Our approach to customer service is at a crossroads. Do we invest in true contact centers because we want to provide a better customer experience, or do we simply ramp up a new care team to quell social media fires? If you’ve already created a small squad of Ninja-Guru-Yoda-Crackerjack-Rockstar-Masters who have been trained on how to listen and respond in social media, then give yourself a pat on the back. In the words of one of their idols, you’ve taken the first step into a much larger world. However, it’s now time to think about social care as part of a greater whole.

Here, the operative phrase is “Socialize the Enterprise”, coined by Social@Ogilvy’s, John Bell. It’s a powerful idea with major implications on aspects of business that might currently be untouched by social, specifically call-center operations and traditional care teams. While we’re certainly not advocating letting all your traditional frontline agents loose on Twitter without proper training, we are in favor of helping clients embrace social principles internally, wisely. For example, we think measuring the sentiment of your internal audience, namely call-center agents, about what’s working and what’s not in their daily interactions with customers is crucial to becoming more social, quickly and effectively.

Here are some key principles that the Social@Ogilvy team think cutting-edge brands have brought to life:

  1. Social is a skill. Social is not a Facebook wall, a clever campaign, or even just a channel. It is a skill that should become fused into your brand’s DNA. Social activities should inform how you develop and market products and then service and retain your customers.
  2. Social is a reflection of how we do business. At some point, many brands decided that the level of customer support they provided via email was actually less responsive than by phone, e.g., “We will try to respond to your email within 24 hours (using canned responses!).” Now, imagine if these same brands had attempted more immediate, personalized email treatments. Wouldn’t they have been better prepared to thrive in the age of the 140-character real-time world of Twitter?
  3. Social demands not just IQ but EQ. Anyone who has ever run a call center knows that it requires quantitative analysis of call volumes, and an in-depth understanding of business processes and other hard sciences. However, it also involves a bit of cognitive psychology, and a ton of emotional intelligence. It’s the latter set of skills that enable a social care team to make the judgment calls needed to carry on natural conversations, while maintaining the brand image.
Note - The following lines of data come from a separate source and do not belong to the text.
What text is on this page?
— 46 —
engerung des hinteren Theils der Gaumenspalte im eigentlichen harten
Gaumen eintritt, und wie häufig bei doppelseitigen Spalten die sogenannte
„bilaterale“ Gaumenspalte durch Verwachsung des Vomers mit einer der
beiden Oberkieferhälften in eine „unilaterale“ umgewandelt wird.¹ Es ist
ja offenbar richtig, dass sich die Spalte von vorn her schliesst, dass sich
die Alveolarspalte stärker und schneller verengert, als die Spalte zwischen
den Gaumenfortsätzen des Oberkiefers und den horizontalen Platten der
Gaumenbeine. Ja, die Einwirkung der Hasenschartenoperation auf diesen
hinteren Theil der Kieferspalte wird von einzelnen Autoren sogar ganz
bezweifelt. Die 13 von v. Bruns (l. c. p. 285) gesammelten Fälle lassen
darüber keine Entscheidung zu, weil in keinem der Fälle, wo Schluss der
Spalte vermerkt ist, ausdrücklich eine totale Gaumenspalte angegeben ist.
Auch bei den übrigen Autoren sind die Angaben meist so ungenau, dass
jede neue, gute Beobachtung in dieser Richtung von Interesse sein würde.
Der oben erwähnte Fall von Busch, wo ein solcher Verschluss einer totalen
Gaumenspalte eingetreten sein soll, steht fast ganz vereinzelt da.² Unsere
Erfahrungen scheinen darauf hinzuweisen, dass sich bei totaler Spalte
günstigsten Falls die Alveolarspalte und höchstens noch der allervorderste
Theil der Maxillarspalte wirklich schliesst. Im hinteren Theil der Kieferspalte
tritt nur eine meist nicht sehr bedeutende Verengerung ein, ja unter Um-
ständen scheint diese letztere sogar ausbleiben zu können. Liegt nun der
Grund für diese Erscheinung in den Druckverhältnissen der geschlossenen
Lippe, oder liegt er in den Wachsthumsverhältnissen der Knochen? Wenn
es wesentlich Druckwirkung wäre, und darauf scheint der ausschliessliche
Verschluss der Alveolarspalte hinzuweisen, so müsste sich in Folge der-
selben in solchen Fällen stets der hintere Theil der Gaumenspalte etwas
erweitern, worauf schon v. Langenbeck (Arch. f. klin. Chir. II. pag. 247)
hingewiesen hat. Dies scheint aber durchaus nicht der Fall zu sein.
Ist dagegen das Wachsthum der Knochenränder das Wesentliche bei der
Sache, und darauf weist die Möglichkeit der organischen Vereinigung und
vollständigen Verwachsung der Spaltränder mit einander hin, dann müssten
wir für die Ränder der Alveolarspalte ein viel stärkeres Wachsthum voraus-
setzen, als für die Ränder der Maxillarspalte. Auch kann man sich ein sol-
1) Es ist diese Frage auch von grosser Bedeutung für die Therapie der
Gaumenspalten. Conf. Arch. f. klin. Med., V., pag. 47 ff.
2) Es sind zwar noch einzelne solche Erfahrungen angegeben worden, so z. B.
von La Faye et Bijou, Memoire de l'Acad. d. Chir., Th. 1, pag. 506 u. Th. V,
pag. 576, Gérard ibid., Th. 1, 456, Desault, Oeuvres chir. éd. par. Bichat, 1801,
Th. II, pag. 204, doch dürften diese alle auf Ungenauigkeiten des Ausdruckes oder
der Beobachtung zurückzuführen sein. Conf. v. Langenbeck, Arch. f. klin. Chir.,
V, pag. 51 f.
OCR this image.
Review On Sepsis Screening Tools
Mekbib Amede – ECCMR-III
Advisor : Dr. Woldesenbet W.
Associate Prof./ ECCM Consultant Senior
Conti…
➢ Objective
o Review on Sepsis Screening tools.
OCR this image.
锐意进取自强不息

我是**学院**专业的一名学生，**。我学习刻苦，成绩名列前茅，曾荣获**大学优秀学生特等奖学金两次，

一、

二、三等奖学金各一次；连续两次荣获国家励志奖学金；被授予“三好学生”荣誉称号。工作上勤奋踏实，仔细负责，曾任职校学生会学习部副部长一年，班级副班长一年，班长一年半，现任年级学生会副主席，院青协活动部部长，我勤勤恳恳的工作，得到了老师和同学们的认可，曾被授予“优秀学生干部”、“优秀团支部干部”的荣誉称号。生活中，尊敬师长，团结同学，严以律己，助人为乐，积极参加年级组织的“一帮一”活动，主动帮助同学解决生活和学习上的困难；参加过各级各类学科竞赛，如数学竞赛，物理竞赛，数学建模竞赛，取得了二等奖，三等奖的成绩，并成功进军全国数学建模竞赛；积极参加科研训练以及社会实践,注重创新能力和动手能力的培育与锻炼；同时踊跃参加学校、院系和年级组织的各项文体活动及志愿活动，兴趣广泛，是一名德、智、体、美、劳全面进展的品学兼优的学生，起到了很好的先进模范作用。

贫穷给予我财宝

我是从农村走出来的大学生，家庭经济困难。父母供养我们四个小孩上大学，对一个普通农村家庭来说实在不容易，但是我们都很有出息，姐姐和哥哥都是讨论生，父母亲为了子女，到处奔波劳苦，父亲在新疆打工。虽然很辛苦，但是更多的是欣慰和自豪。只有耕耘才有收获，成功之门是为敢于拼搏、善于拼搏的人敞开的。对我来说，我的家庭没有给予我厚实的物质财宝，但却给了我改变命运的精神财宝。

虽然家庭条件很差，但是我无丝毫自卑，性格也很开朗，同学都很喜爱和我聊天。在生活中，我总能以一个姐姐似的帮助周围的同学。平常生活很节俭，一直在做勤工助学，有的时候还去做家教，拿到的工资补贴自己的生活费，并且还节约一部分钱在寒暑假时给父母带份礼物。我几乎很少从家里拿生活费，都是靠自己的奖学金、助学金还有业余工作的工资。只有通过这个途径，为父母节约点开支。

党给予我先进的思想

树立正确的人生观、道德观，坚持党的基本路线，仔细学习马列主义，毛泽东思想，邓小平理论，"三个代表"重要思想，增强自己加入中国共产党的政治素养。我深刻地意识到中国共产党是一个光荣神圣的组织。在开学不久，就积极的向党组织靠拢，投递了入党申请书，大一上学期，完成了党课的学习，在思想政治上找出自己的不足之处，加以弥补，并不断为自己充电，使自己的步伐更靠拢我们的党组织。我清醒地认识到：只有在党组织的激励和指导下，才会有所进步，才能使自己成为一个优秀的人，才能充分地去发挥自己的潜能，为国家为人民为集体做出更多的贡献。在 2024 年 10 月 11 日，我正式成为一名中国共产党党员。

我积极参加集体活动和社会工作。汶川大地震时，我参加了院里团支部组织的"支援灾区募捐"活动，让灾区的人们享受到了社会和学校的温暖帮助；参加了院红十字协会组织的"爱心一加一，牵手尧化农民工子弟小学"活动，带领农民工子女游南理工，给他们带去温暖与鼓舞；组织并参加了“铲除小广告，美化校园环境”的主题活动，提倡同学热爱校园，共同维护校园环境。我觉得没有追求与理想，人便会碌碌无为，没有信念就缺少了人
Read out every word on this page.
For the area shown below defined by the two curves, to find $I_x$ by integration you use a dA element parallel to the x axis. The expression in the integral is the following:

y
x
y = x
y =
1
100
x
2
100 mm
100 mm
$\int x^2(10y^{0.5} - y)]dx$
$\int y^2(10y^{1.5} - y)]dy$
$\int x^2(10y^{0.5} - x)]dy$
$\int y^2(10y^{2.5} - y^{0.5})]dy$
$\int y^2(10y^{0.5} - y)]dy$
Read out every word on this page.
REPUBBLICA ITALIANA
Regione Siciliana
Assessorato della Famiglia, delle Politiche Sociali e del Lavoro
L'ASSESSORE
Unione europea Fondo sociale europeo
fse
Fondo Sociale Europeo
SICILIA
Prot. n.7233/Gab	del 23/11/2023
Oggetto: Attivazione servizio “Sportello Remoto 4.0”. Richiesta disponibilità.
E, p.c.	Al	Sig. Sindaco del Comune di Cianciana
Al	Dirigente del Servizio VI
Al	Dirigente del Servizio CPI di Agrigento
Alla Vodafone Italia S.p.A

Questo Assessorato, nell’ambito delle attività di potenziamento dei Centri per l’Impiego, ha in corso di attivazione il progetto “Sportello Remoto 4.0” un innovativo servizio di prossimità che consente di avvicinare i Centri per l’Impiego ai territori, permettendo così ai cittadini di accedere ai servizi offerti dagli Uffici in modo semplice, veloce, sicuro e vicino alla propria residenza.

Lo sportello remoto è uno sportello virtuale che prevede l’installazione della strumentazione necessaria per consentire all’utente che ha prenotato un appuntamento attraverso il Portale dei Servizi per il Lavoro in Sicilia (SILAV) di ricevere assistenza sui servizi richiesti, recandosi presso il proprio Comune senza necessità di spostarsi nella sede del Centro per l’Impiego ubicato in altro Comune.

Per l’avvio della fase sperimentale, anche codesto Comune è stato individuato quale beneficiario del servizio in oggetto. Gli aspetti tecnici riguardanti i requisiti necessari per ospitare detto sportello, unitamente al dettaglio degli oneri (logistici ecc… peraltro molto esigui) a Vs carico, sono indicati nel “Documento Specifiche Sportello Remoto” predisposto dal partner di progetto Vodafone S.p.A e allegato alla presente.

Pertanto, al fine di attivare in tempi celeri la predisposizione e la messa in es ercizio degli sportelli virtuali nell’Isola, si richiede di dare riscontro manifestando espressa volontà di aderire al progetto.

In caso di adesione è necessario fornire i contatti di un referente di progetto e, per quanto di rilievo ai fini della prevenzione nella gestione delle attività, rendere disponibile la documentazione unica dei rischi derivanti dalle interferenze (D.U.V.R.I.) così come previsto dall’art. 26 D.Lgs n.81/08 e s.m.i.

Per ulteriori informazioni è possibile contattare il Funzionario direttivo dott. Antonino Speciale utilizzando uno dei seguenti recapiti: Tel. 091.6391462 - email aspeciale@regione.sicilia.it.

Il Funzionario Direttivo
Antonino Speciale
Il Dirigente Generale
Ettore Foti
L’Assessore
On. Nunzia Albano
Why do these three principles matter so much? If adopted, they will allow you to evolve the enterprise, using insight you derive from engaging your prospects and customers. The three steps to making that happen are as follows:

  • Listen and respond to your social care team, just as they listen and respond in social media.
  • Marry social-derived insight to similar data obtained via traditional servicing channels, to form a more comprehensive understanding of the dialogue surrounding your brand.
  • Embrace social principles internally, so you can act upon insight — improving the customer experience, and creating brand advocates in employees and customers alike.